From Dr. Mercola:
Vitamins, minerals and herbal supplements not only have a significant amount of evidence supporting their use for the prevention and treatment of mental health problems typically treated with drugs, they also have an admirable safety record.
The same cannot be said for antidepressants, the side effects of which run the gamut from sexual dysfunction to lack of emotions or “emotional flatness,” sleep disturbances, brain damage, and even to suicide and homicide.
Antidepressants have also been shown to increase your chances of worsening depression, turning what is often a temporary condition into a lifelong struggle. One in 20 Americans over the age of 12 struggles with depression1 and 11 percent of the U.S. population over the age of 12 is on antidepressant medication.2
Considering the prevalence of depression and the risks associated with antidepressants, we really need to reevaluate how we approach this problem. Depression is undoubtedly a serious issue that should not be dismissed, but I urge you to consider your options before taking the drug route.
Antidepressants Are Not Science-Based Medicine
If you believe in following the recommendations of science-based medicine, you wouldn’t take an antidepressant. Studies have repeatedly shown that these drugs work no better than a placebo. As noted in a 2014 paper on antidepressants and the placebo effect:3
“Antidepressants are supposed to work by fixing a chemical imbalance, specifically, a lack of serotonin in the brain. Indeed, their supposed effectiveness is the primary evidence for the chemical imbalance theory.
But analyses of the published data and the unpublished data that were hidden by drug companies reveals that most (if not all) of the benefits are due to the placebo effect …

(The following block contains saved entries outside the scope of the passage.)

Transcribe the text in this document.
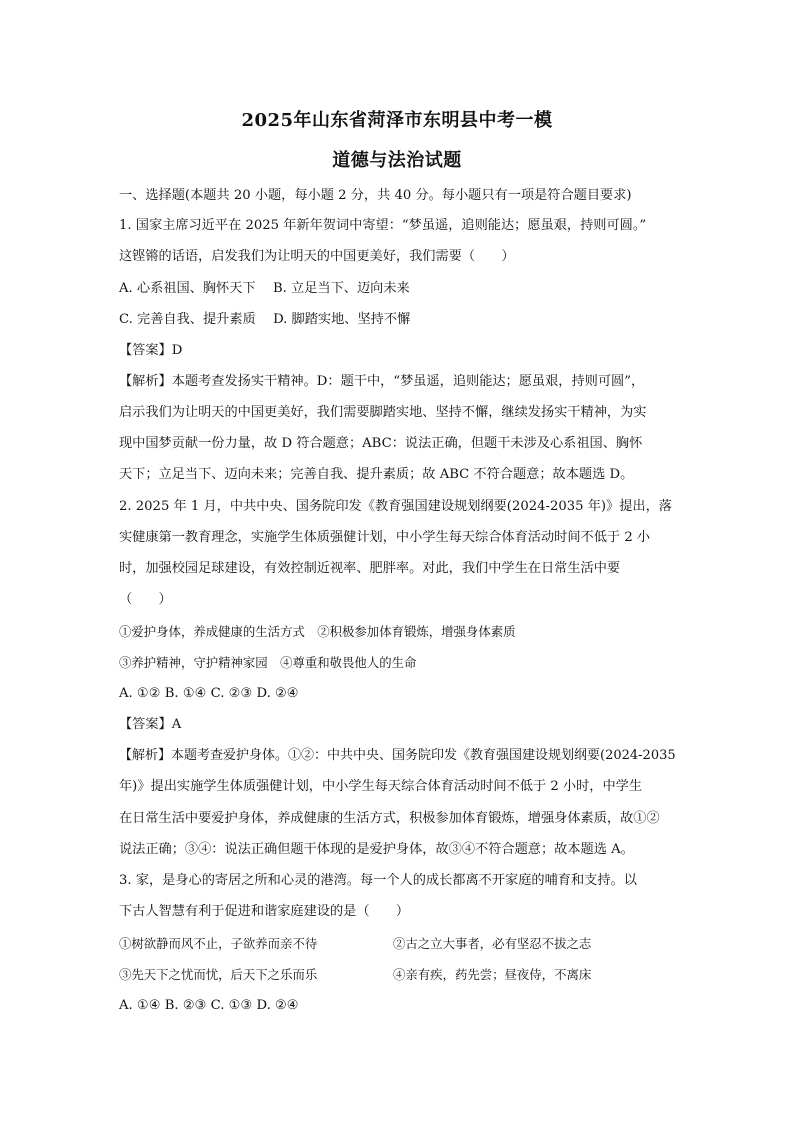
2025年山东省菏泽市东明县中考一模
道德与法治试题
一、选择题(本题共 20 小题，每小题 2 分，共 40 分。每小题只有一项是符合题目要求)
1. 国家主席习近平在 2025 年新年贺词中寄望：“梦虽遥，追则能达；愿虽艰，持则可圆。”
这铿锵的话语，启发我们为让明天的中国更美好，我们需要（　　）
A. 心系祖国、胸怀天下　 B. 立足当下、迈向未来
C. 完善自我、提升素质　 D. 脚踏实地、坚持不懈
【答案】D
【解析】本题考查发扬实干精神。D：题干中，“梦虽遥，追则能达；愿虽艰，持则可圆”，
启示我们为让明天的中国更美好，我们需要脚踏实地、坚持不懈，继续发扬实干精神，为实
现中国梦贡献一份力量，故 D 符合题意；ABC：说法正确，但题干未涉及心系祖国、胸怀
天下；立足当下、迈向未来；完善自我、提升素质；故 ABC 不符合题意；故本题选 D。
2. 2025 年 1 月，中共中央、国务院印发《教育强国建设规划纲要(2024-2035 年)》提出，落
实健康第一教育理念，实施学生体质强健计划，中小学生每天综合体育活动时间不低于 2 小
时，加强校园足球建设，有效控制近视率、肥胖率。对此，我们中学生在日常生活中要
（　　）
①爱护身体，养成健康的生活方式　②积极参加体育锻炼，增强身体素质
③养护精神，守护精神家园　④尊重和敬畏他人的生命
A. ①② B. ①④ C. ②③ D. ②④
【答案】A
【解析】本题考查爱护身体。①②：中共中央、国务院印发《教育强国建设规划纲要(2024-2035
年)》提出实施学生体质强健计划，中小学生每天综合体育活动时间不低于 2 小时，中学生
在日常生活中要爱护身体，养成健康的生活方式，积极参加体育锻炼，增强身体素质，故①②
说法正确；③④：说法正确但题干体现的是爱护身体，故③④不符合题意；故本题选 A。
3. 家，是身心的寄居之所和心灵的港湾。每一个人的成长都离不开家庭的哺育和支持。以
下古人智慧有利于促进和谐家庭建设的是（　　）
①树欲静而风不止，子欲养而亲不待	②古之立大事者，必有坚忍不拔之志
③先天下之忧而忧，后天下之乐而乐	④亲有疾，药先尝；昼夜侍，不离床
A. ①④ B. ②③ C. ①③ D. ②④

Analyzing the data we had found, we were not surprised to find a substantial placebo effect on depression. What surprised us was how small the drug effect was. Seventy-five percent of the improvement in the drug group also occurred when people were give dummy pills with no active ingredient in them.
The serotonin theory is as close as any theory in the history of science to having been proved wrong. Instead of curing depression, popular antidepressants may induce a biological vulnerability making people more likely to become depressed in the future.”

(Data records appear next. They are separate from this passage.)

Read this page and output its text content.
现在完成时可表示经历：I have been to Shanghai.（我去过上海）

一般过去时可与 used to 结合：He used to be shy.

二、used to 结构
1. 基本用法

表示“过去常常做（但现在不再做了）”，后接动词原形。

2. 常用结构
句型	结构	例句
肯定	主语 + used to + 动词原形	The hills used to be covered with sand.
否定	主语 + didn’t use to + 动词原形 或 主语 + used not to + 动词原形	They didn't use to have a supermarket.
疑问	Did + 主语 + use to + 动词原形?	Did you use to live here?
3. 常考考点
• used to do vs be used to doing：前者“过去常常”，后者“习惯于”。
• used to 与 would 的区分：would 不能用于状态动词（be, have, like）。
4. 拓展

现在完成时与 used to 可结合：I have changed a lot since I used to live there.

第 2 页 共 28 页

FDA Data and Unpublished Trials Show Antidepressants Don’t Work
That 2014 paper is well worth reading if you still doubt the claim that antidepressants’ effectiveness is on par with placebo. The author, Irving Kirsch, Ph.D., is a psychotherapist who has performed a number of analyses on antidepressants.
In 2002, his team filed a Freedom of Information Act to request to the Food and Drug Administration (FDA), asking for the trial data provided by drug companies as part of the drug approval process. There were several benefits to using this data:
• FDA requires drug companies to provide data on all clinical trials they’ve sponsored, including unpublished trials. As it turned out, nearly half of all clinical trials on antidepressants had never been published.